Chapter 20... The ancient Greeks were not alone in connecting virtue with community. A common element in all ethical systems is that same respectful concern for others. All faiths and major philosophies seem to recognize the social duties and bonds that make us human. So if that be virtue, let’s have more of it! Virtue has endured a bad press from time to time. It has been confused with the prissy starchiness of the puritan, the arrogance of the self-made man, or the self-righteousness of the zealot. It is none of those narrow bigotries, for by its nature it is inclusive. In the end humans cooperate not because it is virtuous to do so, but because it is practical. It is the way to get things done, especially when different beliefs and traditions must be accommodated. Cooperating to achieve results for the common good is virtue in action.

Chapter 21... Yes, continuity is consoling and comforting. But the unexpected lurks everywhere. Broad-tailed hummingbirds always delight in displaying their aerodynamic skills, and in spring they confine their enthusiasm to each other, focused as they are on the ardent business of breeding. But in a few brief months youngsters have grown from tyros to tyrants. Now they launch from shrubs, rocket into the sky, duel with each other, then descend to harass and intimidate whatever moves, including me. Rivalry between species is especially fierce. A female rufous hummingbird, tiny but titanic in temperament, charges all comers: a bee, a jay, other hummers, even a mule deer that dares to munch a succulent flower.

A fourth generation Coloradan, Mike Foster has been in awe of birds since the age of ten, when two hummingbirds captured his imagination.  Birds have had a grip on his soul ever since.  Over the years Foster has walked through varied landscapes, climbed numerous mountains, and admired diverse animals, especially birds, who early on showed him the connectedness of all creatures.  In The Ties That Bind: Birds, Nature and Usthe author describes the experience with a golden eagle in 1982 that changed him from a lover of Nature to an advocate for Nature.
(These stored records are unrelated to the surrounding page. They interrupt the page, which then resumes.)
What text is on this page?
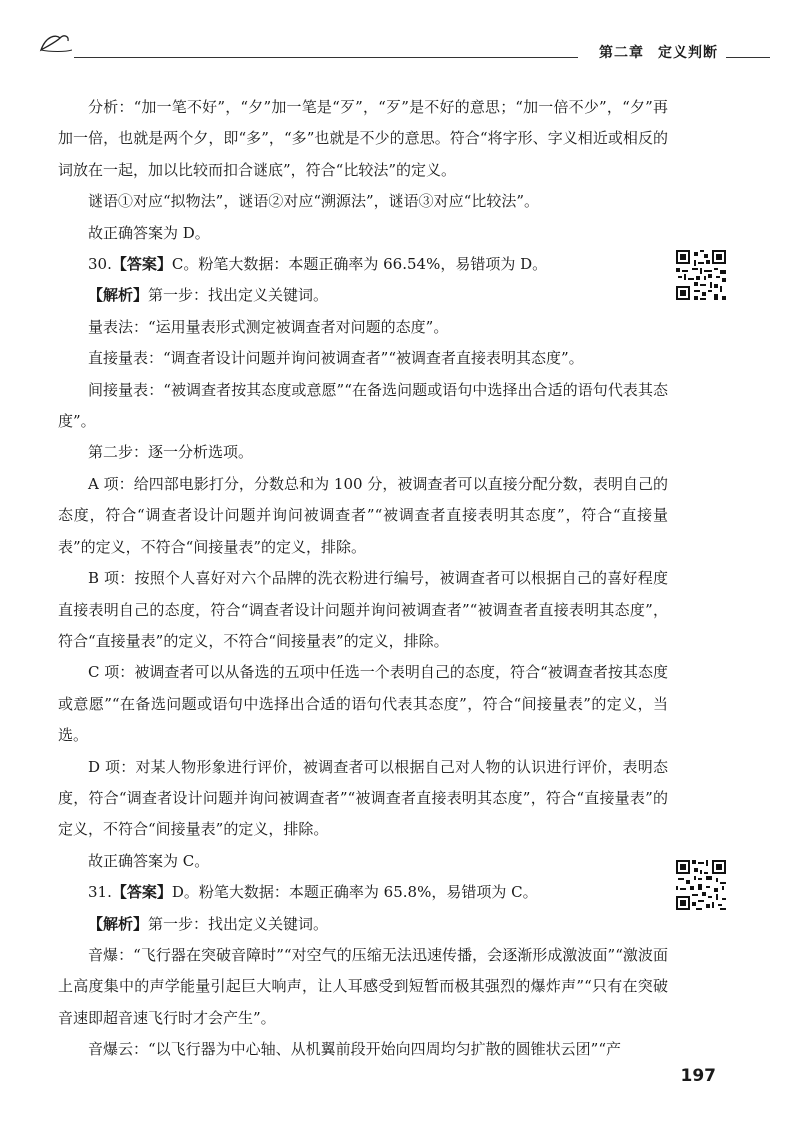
第二章 定义判断

分析：“加一笔不好”，“夕”加一笔是“歹”，“歹”是不好的意思；“加一倍不少”，“夕”再加一倍，也就是两个夕，即“多”，“多”也就是不少的意思。符合“将字形、字义相近或相反的词放在一起，加以比较而扣合谜底”，符合“比较法”的定义。

谜语①对应“拟物法”，谜语②对应“溯源法”，谜语③对应“比较法”。

故正确答案为 D。

30.【答案】C。粉笔大数据：本题正确率为 66.54%，易错项为 D。

【解析】第一步：找出定义关键词。

量表法：“运用量表形式测定被调查者对问题的态度”。

直接量表：“调查者设计问题并询问被调查者”“被调查者直接表明其态度”。

间接量表：“被调查者按其态度或意愿”“在备选问题或语句中选择出合适的语句代表其态度”。

第二步：逐一分析选项。

A 项：给四部电影打分，分数总和为 100 分，被调查者可以直接分配分数，表明自己的态度，符合“调查者设计问题并询问被调查者”“被调查者直接表明其态度”，符合“直接量表”的定义，不符合“间接量表”的定义，排除。

B 项：按照个人喜好对六个品牌的洗衣粉进行编号，被调查者可以根据自己的喜好程度直接表明自己的态度，符合“调查者设计问题并询问被调查者”“被调查者直接表明其态度”，符合“直接量表”的定义，不符合“间接量表”的定义，排除。

C 项：被调查者可以从备选的五项中任选一个表明自己的态度，符合“被调查者按其态度或意愿”“在备选问题或语句中选择出合适的语句代表其态度”，符合“间接量表”的定义，当选。

D 项：对某人物形象进行评价，被调查者可以根据自己对人物的认识进行评价，表明态度，符合“调查者设计问题并询问被调查者”“被调查者直接表明其态度”，符合“直接量表”的定义，不符合“间接量表”的定义，排除。

故正确答案为 C。

31.【答案】D。粉笔大数据：本题正确率为 65.8%，易错项为 C。

【解析】第一步：找出定义关键词。

音爆：“飞行器在突破音障时”“对空气的压缩无法迅速传播，会逐渐形成激波面”“激波面上高度集中的声学能量引起巨大响声，让人耳感受到短暂而极其强烈的爆炸声”“只有在突破音速即超音速飞行时才会产生”。

音爆云：“以飞行器为中心轴、从机翼前段开始向四周均匀扩散的圆锥状云团”“产

197
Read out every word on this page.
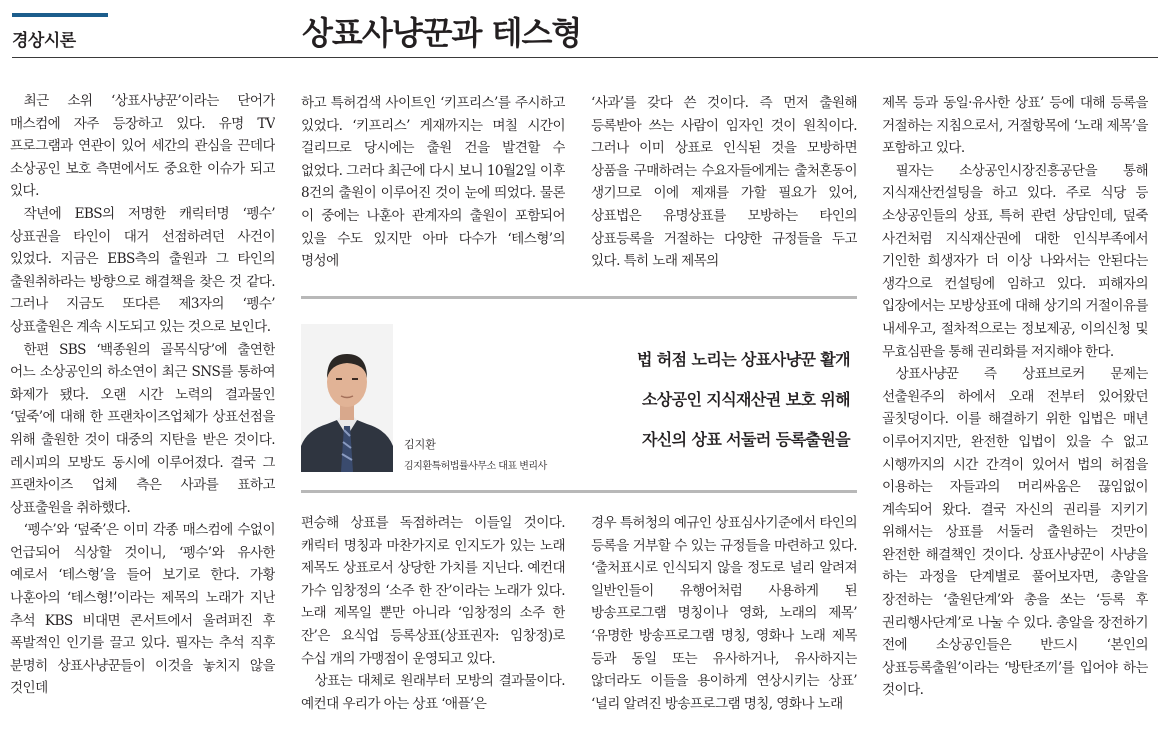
경상시론	상표사냥꾼과 테스형

최근 소위 ‘상표사냥꾼’이라는 단어가 매스컴에 자주 등장하고 있다. 유명 TV 프로그램과 연관이 있어 세간의 관심을 끈데다 소상공인 보호 측면에서도 중요한 이슈가 되고 있다.

작년에 EBS의 저명한 캐릭터명 ‘펭수’ 상표권을 타인이 대거 선점하려던 사건이 있었다. 지금은 EBS측의 출원과 그 타인의 출원취하라는 방향으로 해결책을 찾은 것 같다. 그러나 지금도 또다른 제3자의 ‘펭수’ 상표출원은 계속 시도되고 있는 것으로 보인다.

한편 SBS ‘백종원의 골목식당’에 출연한 어느 소상공인의 하소연이 최근 SNS를 통하여 화제가 됐다. 오랜 시간 노력의 결과물인 ‘덮죽’에 대해 한 프랜차이즈업체가 상표선점을 위해 출원한 것이 대중의 지탄을 받은 것이다. 레시피의 모방도 동시에 이루어졌다. 결국 그 프랜차이즈 업체 측은 사과를 표하고 상표출원을 취하했다.

‘펭수’와 ‘덮죽’은 이미 각종 매스컴에 수없이 언급되어 식상할 것이니, ‘펭수’와 유사한 예로서 ‘테스형’을 들어 보기로 한다. 가황 나훈아의 ‘테스형!’이라는 제목의 노래가 지난 추석 KBS 비대면 콘서트에서 울려퍼진 후 폭발적인 인기를 끌고 있다. 필자는 추석 직후 분명히 상표사냥꾼들이 이것을 놓치지 않을 것인데

하고 특허검색 사이트인 ‘키프리스’를 주시하고 있었다. ‘키프리스’ 게재까지는 며칠 시간이 걸리므로 당시에는 출원 건을 발견할 수 없었다. 그러다 최근에 다시 보니 10월2일 이후 8건의 출원이 이루어진 것이 눈에 띄었다. 물론 이 중에는 나훈아 관계자의 출원이 포함되어 있을 수도 있지만 아마 다수가 ‘테스형’의 명성에

‘사과’를 갖다 쓴 것이다. 즉 먼저 출원해 등록받아 쓰는 사람이 임자인 것이 원칙이다. 그러나 이미 상표로 인식된 것을 모방하면 상품을 구매하려는 수요자들에게는 출처혼동이 생기므로 이에 제재를 가할 필요가 있어, 상표법은 유명상표를 모방하는 타인의 상표등록을 거절하는 다양한 규정들을 두고 있다. 특히 노래 제목의

제목 등과 동일·유사한 상표’ 등에 대해 등록을 거절하는 지침으로서, 거절항목에 ‘노래 제목’을 포함하고 있다.

필자는 소상공인시장진흥공단을 통해 지식재산컨설팅을 하고 있다. 주로 식당 등 소상공인들의 상표, 특허 관련 상담인데, 덮죽 사건처럼 지식재산권에 대한 인식부족에서 기인한 희생자가 더 이상 나와서는 안된다는 생각으로 컨설팅에 임하고 있다. 피해자의 입장에서는 모방상표에 대해 상기의 거절이유를 내세우고, 절차적으로는 정보제공, 이의신청 및 무효심판을 통해 권리화를 저지해야 한다.

상표사냥꾼 즉 상표브로커 문제는 선출원주의 하에서 오래 전부터 있어왔던 골칫덩이다. 이를 해결하기 위한 입법은 매년 이루어지지만, 완전한 입법이 있을 수 없고 시행까지의 시간 간격이 있어서 법의 허점을 이용하는 자들과의 머리싸움은 끊임없이 계속되어 왔다. 결국 자신의 권리를 지키기 위해서는 상표를 서둘러 출원하는 것만이 완전한 해결책인 것이다. 상표사냥꾼이 사냥을 하는 과정을 단계별로 풀어보자면, 총알을 장전하는 ‘출원단계’와 총을 쏘는 ‘등록 후 권리행사단계’로 나눌 수 있다. 총알을 장전하기 전에 소상공인들은 반드시 ‘본인의 상표등록출원’이라는 ‘방탄조끼’를 입어야 하는 것이다.

김지환
김지환특허법률사무소 대표 변리사
법 허점 노리는 상표사냥꾼 활개
소상공인 지식재산권 보호 위해
자신의 상표 서둘러 등록출원을

편승해 상표를 독점하려는 이들일 것이다. 캐릭터 명칭과 마찬가지로 인지도가 있는 노래 제목도 상표로서 상당한 가치를 지닌다. 예컨대 가수 임창정의 ‘소주 한 잔’이라는 노래가 있다. 노래 제목일 뿐만 아니라 ‘임창정의 소주 한 잔’은 요식업 등록상표(상표권자: 임창정)로 수십 개의 가맹점이 운영되고 있다.

상표는 대체로 원래부터 모방의 결과물이다. 예컨대 우리가 아는 상표 ‘애플’은

경우 특허청의 예규인 상표심사기준에서 타인의 등록을 거부할 수 있는 규정들을 마련하고 있다. ‘출처표시로 인식되지 않을 정도로 널리 알려져 일반인들이 유행어처럼 사용하게 된 방송프로그램 명칭이나 영화, 노래의 제목’ ‘유명한 방송프로그램 명칭, 영화나 노래 제목 등과 동일 또는 유사하거나, 유사하지는 않더라도 이들을 용이하게 연상시키는 상표’ ‘널리 알려진 방송프로그램 명칭, 영화나 노래
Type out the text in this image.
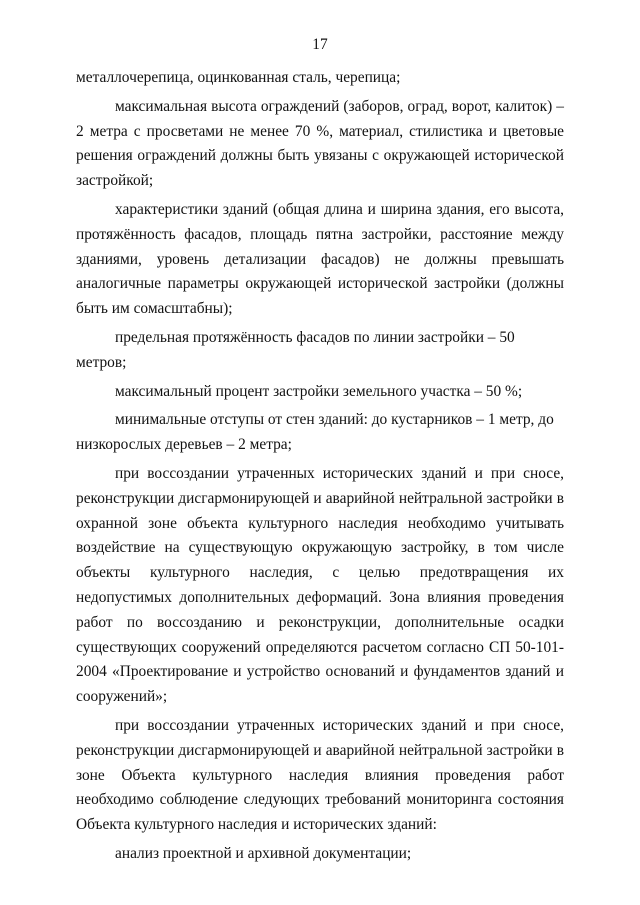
17

металлочерепица, оцинкованная сталь, черепица;

максимальная высота ограждений (заборов, оград, ворот, калиток) – 2 метра с просветами не менее 70 %, материал, стилистика и цветовые решения ограждений должны быть увязаны с окружающей исторической застройкой;

характеристики зданий (общая длина и ширина здания, его высота, протяжённость фасадов, площадь пятна застройки, расстояние между зданиями, уровень детализации фасадов) не должны превышать аналогичные параметры окружающей исторической застройки (должны быть им сомасштабны);

предельная протяжённость фасадов по линии застройки – 50 метров;

максимальный процент застройки земельного участка – 50 %;

минимальные отступы от стен зданий: до кустарников – 1 метр, до низкорослых деревьев – 2 метра;

при воссоздании утраченных исторических зданий и при сносе, реконструкции дисгармонирующей и аварийной нейтральной застройки в охранной зоне объекта культурного наследия необходимо учитывать воздействие на существующую окружающую застройку, в том числе объекты культурного наследия, с целью предотвращения их недопустимых дополнительных деформаций. Зона влияния проведения работ по воссозданию и реконструкции, дополнительные осадки существующих сооружений определяются расчетом согласно СП 50-101-2004 «Проектирование и устройство оснований и фундаментов зданий и сооружений»;

при воссоздании утраченных исторических зданий и при сносе, реконструкции дисгармонирующей и аварийной нейтральной застройки в зоне Объекта культурного наследия влияния проведения работ необходимо соблюдение следующих требований мониторинга состояния Объекта культурного наследия и исторических зданий:

анализ проектной и архивной документации;
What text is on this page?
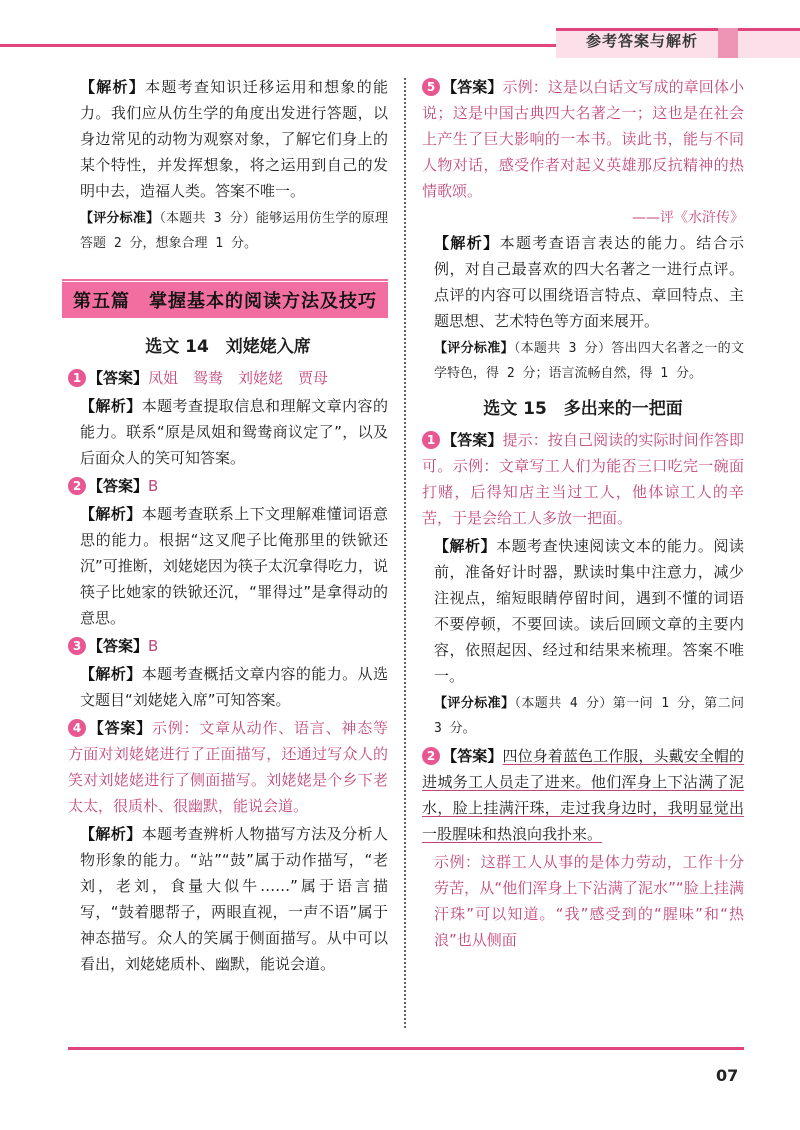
参考答案与解析

【解析】本题考查知识迁移运用和想象的能力。我们应从仿生学的角度出发进行答题，以身边常见的动物为观察对象，了解它们身上的某个特性，并发挥想象，将之运用到自己的发明中去，造福人类。答案不唯一。

【评分标准】（本题共 3 分）能够运用仿生学的原理答题 2 分，想象合理 1 分。

第五篇　掌握基本的阅读方法及技巧
选文 14　刘姥姥入席

1 【答案】凤姐　鸳鸯　刘姥姥　贾母

【解析】本题考查提取信息和理解文章内容的能力。联系“原是凤姐和鸳鸯商议定了”，以及后面众人的笑可知答案。

2 【答案】B

【解析】本题考查联系上下文理解难懂词语意思的能力。根据“这叉爬子比俺那里的铁锨还沉”可推断，刘姥姥因为筷子太沉拿得吃力，说筷子比她家的铁锨还沉，“罪得过”是拿得动的意思。

3 【答案】B

【解析】本题考查概括文章内容的能力。从选文题目“刘姥姥入席”可知答案。

4 【答案】示例：文章从动作、语言、神态等方面对刘姥姥进行了正面描写，还通过写众人的笑对刘姥姥进行了侧面描写。刘姥姥是个乡下老太太，很质朴、很幽默，能说会道。

【解析】本题考查辨析人物描写方法及分析人物形象的能力。“站”“鼓”属于动作描写，“老刘，老刘，食量大似牛……”属于语言描写，“鼓着腮帮子，两眼直视，一声不语”属于神态描写。众人的笑属于侧面描写。从中可以看出，刘姥姥质朴、幽默，能说会道。

5 【答案】示例：这是以白话文写成的章回体小说；这是中国古典四大名著之一；这也是在社会上产生了巨大影响的一本书。读此书，能与不同人物对话，感受作者对起义英雄那反抗精神的热情歌颂。

——评《水浒传》

【解析】本题考查语言表达的能力。结合示例，对自己最喜欢的四大名著之一进行点评。点评的内容可以围绕语言特点、章回特点、主题思想、艺术特色等方面来展开。

【评分标准】（本题共 3 分）答出四大名著之一的文学特色，得 2 分；语言流畅自然，得 1 分。

选文 15　多出来的一把面

1 【答案】提示：按自己阅读的实际时间作答即可。示例：文章写工人们为能否三口吃完一碗面打赌，后得知店主当过工人，他体谅工人的辛苦，于是会给工人多放一把面。

【解析】本题考查快速阅读文本的能力。阅读前，准备好计时器，默读时集中注意力，减少注视点，缩短眼睛停留时间，遇到不懂的词语不要停顿，不要回读。读后回顾文章的主要内容，依照起因、经过和结果来梳理。答案不唯一。

【评分标准】（本题共 4 分）第一问 1 分，第二问 3 分。

2 【答案】四位身着蓝色工作服，头戴安全帽的进城务工人员走了进来。他们浑身上下沾满了泥水，脸上挂满汗珠，走过我身边时，我明显觉出一股腥味和热浪向我扑来。

示例：这群工人从事的是体力劳动，工作十分劳苦，从“他们浑身上下沾满了泥水”“脸上挂满汗珠”可以知道。“我”感受到的“腥味”和“热浪”也从侧面

07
Despite an early passion for birds and natural history, after graduating from Yale Foster decided to become a professional historian.  He earned his doctorate in European history from Columbia University, and taught at Stanford and the universities of Illinois and Colorado.  While climbing in Colorado’s mountains, he was drawn to the life of the 19th-century naturalist Ferdinand Vandeveer Hayden, whose own enthusiastic approach to Nature inspired Foster’s second career as a biographer and a naturalist.

In a score of studies on early American naturalists, scientists, and artists, including Strange Genius (1994), the definitive biography of Hayden, Foster employs the historian’s perspective on current events and issues.  In over thirty articles on birds and natural history, written for such periodicals as Colorado Birds, The Lark Bunting, The Dipper, and Colorado Environmental Report, he takes a fresh, inspirational look at our relationship with the environment.  His writings have appeared in such journals as Travel and Leisure, Nation’s Business, Colorado Heritage, and the American Historical Review.

While leading birding trips for Audubon and for Denver Field Ornithologists, Mike tries to go beyond identifying birds and consider their wider place in the natural world.  He lives in Lakewood, Colorado.